Clustering results of different methods on 20-Newsgroups (left) and Sougou corpus (right)

In Fig. 3, it is clear that different performance potentially depends on different data set. And the proposed method performs much better than any other methods. Furthermore, the result of the Sougou corpus is a little superior than that of 20-newsgroups in our experiment. As is depicted in Fig. 3, results of these five methods can be roughly divided into 3 levels. The traditional TF-IDF performs the worst, obviously blaming on ignoring semantics in model construction. The performances of coupled term-term relations method and the improved term-weighting method are similar, which are still worse than that of method based on frequent term sets. This phenomenon can be explained: the coupled term-term relations method extract inner and inter relation of word with co-occurring relation to enhance semantic information, while the improved term-weighting method considers information gain and statistical information. They are both unfortunately one-sided considered.
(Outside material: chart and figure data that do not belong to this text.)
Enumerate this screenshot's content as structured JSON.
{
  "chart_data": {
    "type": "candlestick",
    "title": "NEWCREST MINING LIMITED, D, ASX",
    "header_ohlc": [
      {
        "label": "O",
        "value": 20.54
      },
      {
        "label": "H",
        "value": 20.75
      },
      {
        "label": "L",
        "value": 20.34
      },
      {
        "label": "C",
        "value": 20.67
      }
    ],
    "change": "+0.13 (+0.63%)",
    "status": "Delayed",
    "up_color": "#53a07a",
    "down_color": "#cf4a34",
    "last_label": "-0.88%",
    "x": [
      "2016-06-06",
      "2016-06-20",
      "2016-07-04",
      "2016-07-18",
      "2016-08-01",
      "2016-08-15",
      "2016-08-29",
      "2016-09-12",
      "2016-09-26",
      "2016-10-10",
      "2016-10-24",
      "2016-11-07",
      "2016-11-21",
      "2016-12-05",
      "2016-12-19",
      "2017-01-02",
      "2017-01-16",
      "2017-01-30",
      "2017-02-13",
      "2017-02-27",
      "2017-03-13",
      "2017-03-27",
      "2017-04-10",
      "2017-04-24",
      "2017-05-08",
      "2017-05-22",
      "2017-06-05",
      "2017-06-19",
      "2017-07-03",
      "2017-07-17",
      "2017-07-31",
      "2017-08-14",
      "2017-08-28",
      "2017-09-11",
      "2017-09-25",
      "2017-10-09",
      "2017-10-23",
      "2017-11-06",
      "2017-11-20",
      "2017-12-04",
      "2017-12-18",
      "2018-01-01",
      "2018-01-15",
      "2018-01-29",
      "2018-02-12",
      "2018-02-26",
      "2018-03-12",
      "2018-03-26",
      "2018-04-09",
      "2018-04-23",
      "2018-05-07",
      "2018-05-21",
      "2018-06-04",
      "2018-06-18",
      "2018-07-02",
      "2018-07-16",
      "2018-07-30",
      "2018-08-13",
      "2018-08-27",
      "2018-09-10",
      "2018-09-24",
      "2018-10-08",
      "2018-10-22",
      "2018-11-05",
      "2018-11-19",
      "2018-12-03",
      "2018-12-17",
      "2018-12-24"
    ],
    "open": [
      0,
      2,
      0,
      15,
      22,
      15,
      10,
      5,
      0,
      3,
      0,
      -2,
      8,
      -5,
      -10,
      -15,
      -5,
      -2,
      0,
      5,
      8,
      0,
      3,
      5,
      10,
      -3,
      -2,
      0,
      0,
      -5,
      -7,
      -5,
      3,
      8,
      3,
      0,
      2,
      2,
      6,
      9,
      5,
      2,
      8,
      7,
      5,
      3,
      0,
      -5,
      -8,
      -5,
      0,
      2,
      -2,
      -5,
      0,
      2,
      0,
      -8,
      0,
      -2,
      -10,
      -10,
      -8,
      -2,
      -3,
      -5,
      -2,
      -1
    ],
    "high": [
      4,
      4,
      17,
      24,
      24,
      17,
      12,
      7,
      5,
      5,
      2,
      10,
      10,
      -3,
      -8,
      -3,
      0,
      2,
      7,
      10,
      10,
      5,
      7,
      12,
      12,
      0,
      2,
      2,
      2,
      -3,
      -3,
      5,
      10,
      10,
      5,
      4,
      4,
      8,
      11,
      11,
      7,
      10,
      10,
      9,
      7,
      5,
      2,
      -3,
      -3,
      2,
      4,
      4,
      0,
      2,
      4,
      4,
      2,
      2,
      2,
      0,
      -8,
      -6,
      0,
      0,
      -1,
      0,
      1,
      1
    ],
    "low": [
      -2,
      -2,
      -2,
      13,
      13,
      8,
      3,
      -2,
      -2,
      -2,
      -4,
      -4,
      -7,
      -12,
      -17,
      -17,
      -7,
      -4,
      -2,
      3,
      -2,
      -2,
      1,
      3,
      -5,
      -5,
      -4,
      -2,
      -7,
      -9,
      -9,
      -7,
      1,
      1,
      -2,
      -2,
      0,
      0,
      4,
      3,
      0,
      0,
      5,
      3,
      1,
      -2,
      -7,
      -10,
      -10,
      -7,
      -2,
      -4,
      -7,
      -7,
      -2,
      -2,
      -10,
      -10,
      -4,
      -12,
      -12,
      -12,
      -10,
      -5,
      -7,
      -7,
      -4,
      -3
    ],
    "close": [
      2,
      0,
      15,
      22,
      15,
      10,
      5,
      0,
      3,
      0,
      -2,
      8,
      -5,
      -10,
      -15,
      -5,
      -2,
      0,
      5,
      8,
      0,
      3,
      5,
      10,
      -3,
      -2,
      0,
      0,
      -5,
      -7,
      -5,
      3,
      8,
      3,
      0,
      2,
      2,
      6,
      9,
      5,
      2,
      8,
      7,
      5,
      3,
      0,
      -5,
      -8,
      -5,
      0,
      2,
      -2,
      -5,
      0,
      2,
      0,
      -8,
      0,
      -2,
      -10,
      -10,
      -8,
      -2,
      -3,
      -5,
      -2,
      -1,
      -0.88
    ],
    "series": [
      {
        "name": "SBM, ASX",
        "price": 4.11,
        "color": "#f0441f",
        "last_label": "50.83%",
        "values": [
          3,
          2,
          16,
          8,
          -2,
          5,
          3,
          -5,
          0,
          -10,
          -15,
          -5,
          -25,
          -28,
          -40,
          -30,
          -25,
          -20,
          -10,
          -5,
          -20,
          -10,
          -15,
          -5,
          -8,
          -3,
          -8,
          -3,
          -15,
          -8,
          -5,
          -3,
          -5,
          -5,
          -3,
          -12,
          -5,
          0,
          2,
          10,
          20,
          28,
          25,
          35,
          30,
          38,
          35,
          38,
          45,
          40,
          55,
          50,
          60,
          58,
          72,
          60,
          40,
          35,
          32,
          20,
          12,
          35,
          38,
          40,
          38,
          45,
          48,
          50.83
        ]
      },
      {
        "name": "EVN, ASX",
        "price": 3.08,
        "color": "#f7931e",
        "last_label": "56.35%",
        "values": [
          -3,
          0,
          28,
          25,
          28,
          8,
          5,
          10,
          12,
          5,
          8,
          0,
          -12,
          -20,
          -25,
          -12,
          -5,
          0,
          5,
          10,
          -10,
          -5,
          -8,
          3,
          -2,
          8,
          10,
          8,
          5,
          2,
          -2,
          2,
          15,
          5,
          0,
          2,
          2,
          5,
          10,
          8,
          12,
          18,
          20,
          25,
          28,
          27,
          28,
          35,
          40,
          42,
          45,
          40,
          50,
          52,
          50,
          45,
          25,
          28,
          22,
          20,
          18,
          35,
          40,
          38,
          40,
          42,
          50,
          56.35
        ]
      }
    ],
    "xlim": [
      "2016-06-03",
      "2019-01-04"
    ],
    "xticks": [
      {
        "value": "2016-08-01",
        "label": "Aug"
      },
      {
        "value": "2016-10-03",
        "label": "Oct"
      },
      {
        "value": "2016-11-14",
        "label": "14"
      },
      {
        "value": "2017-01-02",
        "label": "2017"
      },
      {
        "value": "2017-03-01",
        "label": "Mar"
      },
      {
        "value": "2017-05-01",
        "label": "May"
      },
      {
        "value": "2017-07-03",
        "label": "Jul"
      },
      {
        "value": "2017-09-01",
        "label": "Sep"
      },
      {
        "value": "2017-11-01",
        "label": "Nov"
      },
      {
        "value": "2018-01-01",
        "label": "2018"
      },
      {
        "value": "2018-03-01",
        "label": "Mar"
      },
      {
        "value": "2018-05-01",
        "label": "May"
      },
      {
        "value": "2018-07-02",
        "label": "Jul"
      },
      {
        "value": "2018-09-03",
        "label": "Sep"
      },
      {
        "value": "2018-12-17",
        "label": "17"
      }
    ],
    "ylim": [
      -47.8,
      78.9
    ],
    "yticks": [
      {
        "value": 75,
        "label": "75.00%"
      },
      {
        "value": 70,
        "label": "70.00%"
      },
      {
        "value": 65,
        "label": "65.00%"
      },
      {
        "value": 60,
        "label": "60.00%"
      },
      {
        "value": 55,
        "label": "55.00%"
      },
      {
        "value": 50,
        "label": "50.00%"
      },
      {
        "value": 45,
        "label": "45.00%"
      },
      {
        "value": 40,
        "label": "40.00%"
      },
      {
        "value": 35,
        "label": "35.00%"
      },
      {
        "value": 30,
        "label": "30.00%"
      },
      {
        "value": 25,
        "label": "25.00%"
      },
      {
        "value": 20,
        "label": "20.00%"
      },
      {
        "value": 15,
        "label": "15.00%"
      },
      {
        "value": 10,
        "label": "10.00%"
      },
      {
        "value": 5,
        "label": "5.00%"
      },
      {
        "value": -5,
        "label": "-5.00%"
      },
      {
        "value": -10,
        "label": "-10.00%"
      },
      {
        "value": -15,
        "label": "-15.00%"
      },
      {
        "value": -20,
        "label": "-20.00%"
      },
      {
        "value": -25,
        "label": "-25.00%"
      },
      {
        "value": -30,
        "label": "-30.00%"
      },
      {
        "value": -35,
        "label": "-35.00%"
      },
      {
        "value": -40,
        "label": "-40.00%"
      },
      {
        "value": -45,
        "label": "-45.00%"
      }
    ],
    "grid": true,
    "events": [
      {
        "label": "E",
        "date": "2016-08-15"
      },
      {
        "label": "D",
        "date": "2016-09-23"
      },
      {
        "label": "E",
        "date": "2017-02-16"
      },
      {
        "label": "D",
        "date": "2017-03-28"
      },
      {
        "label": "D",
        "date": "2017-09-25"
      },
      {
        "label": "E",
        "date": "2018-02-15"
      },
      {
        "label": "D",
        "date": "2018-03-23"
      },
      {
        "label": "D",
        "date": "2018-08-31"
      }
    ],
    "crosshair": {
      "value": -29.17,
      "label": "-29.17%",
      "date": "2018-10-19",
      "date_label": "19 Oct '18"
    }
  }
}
Extending the extracted semantic information to short text space, the original frequent term sets method to some extent releases the problem of high dimension sparsity in short texts. However, as is shown in the above Fig. 3, the best scheme for short text representation is the improved frequent term sets method. The superior of this method are summarized as follows: additional semantic information is first revealed with external relation. Then the word similarity matrix is built via improved term-weighting scheme and word categorical information. Finally, the symmetric non-negative matrix factorization technique is used to extend the feature space, which alleviates the problem of high-dimensional sparsity.

6 Conclusion

This paper discusses a short text feature extension algorithm based on improved frequent word sets. The external relation is proposed based on frequent term sets, further enhancing associations of words. Considering the distribution information of categories, an improved term-weighting scheme using information gain is presented, which efficiently remained the categorical information. What is more, all term pairs with external relations are extracted and the frequent term set is expanded. Finally, the word similarity matrix is constructed via the frequent term set, and the symmetric non-negative matrix factorization technique is used to extend the feature space. Experiments show that the constructed short text model can significantly improve the performance of clustering and effectiveness.